Must Mathematics Objectify?
Benjamin Haile
This paper engages in a close reading—what I termed an "epistolary interception"—of two letters written by influential German thinkers, Martin Heidegger and Gottlob Frege on the question of the relationship between a science [Wissenschaft], and the formal or objectifying character of its language. Both letters make a case for the importance of a non-objectifying or deformalized component in the languages of Theology and Mathematics, respectively.

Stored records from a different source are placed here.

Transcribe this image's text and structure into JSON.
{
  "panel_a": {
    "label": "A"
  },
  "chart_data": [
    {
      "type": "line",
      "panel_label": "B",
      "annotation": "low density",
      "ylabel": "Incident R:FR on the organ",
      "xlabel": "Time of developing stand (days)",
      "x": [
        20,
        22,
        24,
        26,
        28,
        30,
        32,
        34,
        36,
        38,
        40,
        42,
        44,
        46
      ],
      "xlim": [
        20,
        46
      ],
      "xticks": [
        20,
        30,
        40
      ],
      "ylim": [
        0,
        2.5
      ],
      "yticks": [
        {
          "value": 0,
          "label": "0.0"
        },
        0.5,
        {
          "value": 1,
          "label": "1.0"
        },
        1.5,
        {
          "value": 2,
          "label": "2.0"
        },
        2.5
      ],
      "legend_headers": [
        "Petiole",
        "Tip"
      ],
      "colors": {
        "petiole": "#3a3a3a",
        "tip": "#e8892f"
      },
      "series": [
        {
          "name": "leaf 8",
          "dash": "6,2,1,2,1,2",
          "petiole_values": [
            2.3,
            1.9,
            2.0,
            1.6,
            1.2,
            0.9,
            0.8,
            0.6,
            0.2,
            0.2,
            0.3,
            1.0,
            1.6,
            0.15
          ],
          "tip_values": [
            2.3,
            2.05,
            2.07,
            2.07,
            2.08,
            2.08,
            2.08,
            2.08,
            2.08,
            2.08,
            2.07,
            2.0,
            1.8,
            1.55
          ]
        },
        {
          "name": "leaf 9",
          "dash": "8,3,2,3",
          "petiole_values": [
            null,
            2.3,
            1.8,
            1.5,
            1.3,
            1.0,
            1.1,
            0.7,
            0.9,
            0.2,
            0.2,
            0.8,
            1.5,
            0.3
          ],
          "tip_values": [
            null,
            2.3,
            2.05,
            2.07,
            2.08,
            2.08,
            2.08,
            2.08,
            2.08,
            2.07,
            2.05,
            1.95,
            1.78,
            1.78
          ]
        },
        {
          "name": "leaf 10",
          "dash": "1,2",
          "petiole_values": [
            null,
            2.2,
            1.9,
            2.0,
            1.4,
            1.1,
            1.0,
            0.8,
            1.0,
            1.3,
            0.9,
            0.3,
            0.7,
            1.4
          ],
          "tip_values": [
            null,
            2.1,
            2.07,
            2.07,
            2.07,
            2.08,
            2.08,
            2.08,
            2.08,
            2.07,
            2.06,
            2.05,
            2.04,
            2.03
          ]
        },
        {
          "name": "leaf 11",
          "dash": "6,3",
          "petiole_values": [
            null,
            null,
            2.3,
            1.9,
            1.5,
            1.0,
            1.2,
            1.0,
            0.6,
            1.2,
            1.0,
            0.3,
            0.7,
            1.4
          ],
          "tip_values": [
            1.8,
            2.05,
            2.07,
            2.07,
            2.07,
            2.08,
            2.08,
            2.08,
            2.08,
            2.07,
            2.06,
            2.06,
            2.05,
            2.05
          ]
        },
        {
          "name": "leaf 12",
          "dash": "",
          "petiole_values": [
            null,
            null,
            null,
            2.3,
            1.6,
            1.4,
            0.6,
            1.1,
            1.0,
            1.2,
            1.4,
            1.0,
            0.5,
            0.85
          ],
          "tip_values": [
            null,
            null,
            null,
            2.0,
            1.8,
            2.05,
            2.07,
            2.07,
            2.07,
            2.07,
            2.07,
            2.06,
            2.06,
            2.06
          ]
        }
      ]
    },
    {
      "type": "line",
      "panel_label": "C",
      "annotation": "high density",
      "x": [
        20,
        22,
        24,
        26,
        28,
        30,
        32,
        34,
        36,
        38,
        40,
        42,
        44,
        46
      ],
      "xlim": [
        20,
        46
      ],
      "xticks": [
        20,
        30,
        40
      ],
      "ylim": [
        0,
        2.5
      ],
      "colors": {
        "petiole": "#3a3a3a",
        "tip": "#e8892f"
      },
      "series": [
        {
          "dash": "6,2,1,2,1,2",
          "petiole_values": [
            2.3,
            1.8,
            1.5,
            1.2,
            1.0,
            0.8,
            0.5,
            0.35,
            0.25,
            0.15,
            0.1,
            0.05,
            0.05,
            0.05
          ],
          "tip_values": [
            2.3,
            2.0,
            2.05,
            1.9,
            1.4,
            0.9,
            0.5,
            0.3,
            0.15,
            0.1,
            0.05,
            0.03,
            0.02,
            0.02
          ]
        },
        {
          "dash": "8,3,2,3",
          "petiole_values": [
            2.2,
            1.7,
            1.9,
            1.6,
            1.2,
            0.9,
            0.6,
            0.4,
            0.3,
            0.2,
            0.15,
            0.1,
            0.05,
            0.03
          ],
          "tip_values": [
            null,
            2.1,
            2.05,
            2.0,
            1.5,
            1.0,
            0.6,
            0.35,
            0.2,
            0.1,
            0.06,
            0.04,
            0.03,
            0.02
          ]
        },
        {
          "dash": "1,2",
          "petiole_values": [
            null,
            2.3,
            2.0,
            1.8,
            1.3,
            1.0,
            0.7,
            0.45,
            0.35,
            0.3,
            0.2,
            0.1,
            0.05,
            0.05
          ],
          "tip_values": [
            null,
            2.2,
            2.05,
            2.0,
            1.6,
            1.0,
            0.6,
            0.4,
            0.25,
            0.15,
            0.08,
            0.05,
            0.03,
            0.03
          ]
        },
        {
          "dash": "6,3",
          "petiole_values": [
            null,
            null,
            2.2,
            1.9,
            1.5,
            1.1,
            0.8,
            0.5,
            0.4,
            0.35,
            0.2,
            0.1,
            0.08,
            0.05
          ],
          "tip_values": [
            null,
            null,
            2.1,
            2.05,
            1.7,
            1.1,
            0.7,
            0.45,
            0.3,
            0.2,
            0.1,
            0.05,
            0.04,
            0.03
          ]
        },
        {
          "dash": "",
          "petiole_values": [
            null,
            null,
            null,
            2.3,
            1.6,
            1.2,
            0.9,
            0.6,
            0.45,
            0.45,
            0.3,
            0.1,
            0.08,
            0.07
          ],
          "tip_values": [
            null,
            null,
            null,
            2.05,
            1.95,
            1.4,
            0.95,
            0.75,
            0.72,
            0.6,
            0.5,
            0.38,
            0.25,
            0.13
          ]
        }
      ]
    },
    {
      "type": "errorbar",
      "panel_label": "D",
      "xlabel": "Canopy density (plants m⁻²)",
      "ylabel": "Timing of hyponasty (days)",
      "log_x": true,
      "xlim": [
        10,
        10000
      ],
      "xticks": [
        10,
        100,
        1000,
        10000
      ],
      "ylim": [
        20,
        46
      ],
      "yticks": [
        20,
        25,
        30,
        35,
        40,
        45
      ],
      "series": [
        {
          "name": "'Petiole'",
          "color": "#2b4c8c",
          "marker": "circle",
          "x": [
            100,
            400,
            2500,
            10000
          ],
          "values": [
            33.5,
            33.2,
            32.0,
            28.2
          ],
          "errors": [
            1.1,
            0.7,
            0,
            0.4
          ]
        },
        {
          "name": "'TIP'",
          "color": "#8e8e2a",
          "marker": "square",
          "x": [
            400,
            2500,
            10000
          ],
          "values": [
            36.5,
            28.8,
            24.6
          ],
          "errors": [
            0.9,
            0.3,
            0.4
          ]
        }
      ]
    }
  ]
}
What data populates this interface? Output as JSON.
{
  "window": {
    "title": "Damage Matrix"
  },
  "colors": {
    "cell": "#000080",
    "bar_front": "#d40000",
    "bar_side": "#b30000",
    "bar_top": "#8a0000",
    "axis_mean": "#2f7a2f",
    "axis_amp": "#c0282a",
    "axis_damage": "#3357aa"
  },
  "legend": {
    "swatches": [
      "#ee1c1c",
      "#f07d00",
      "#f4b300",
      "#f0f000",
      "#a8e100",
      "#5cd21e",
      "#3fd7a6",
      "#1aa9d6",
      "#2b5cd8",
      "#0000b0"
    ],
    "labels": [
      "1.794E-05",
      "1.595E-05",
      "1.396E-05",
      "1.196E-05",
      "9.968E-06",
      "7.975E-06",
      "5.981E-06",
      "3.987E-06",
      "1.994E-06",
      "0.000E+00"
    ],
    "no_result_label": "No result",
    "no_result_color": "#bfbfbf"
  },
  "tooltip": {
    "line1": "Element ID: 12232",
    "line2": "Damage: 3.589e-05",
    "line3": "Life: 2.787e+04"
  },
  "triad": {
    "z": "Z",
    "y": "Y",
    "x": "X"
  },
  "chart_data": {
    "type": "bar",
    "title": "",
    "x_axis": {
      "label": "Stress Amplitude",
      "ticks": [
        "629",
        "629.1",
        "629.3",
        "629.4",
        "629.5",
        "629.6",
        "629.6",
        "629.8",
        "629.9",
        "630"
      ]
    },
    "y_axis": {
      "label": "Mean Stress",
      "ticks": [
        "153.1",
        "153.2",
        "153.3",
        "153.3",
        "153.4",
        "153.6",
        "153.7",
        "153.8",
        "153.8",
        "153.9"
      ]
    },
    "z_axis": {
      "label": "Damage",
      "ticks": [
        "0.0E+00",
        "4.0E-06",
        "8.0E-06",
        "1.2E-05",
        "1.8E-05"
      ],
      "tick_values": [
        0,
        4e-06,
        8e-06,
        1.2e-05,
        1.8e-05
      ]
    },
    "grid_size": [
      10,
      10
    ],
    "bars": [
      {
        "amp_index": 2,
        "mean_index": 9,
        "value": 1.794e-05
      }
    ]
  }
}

Heidegger defines the scientific element of a language as exactly its objectifying character, which is, as he puts it, "to make an object of something, to posit it as object and represent it only as such." Under this framework, both Theology and Mathematics seem to be outlier disciplines [Wissenschaft] as it is unclear in either case that "the objectification of whatever it is that [the science] thematize[s] is oriented directly toward beings, as a continuation of an already existing prescientific attitude toward such beings." While both thinkers challenge the unilateral value of science as mere objectification, Frege puts it nicely writing, "Where a tree lives and grows it must be soft and succulent. But if what was succulent did not in time turn into wood, the tree could not reach a significant height. On the other hand, when all that was green has turned into wood, the tree ceases to grow." In considering what a non-objectifying relationship with the language of a science might look like, I employ Derrida's question of hospitality, "Does hospitality begin with the unquestioning welcome, in a double effacement, the effacement of the question and the name? Is it more just and more loving to question or not to question? to call by the name or without the name?" and then finally with his Postal Principle, the principle of interception, that "a letter may never reach its destination.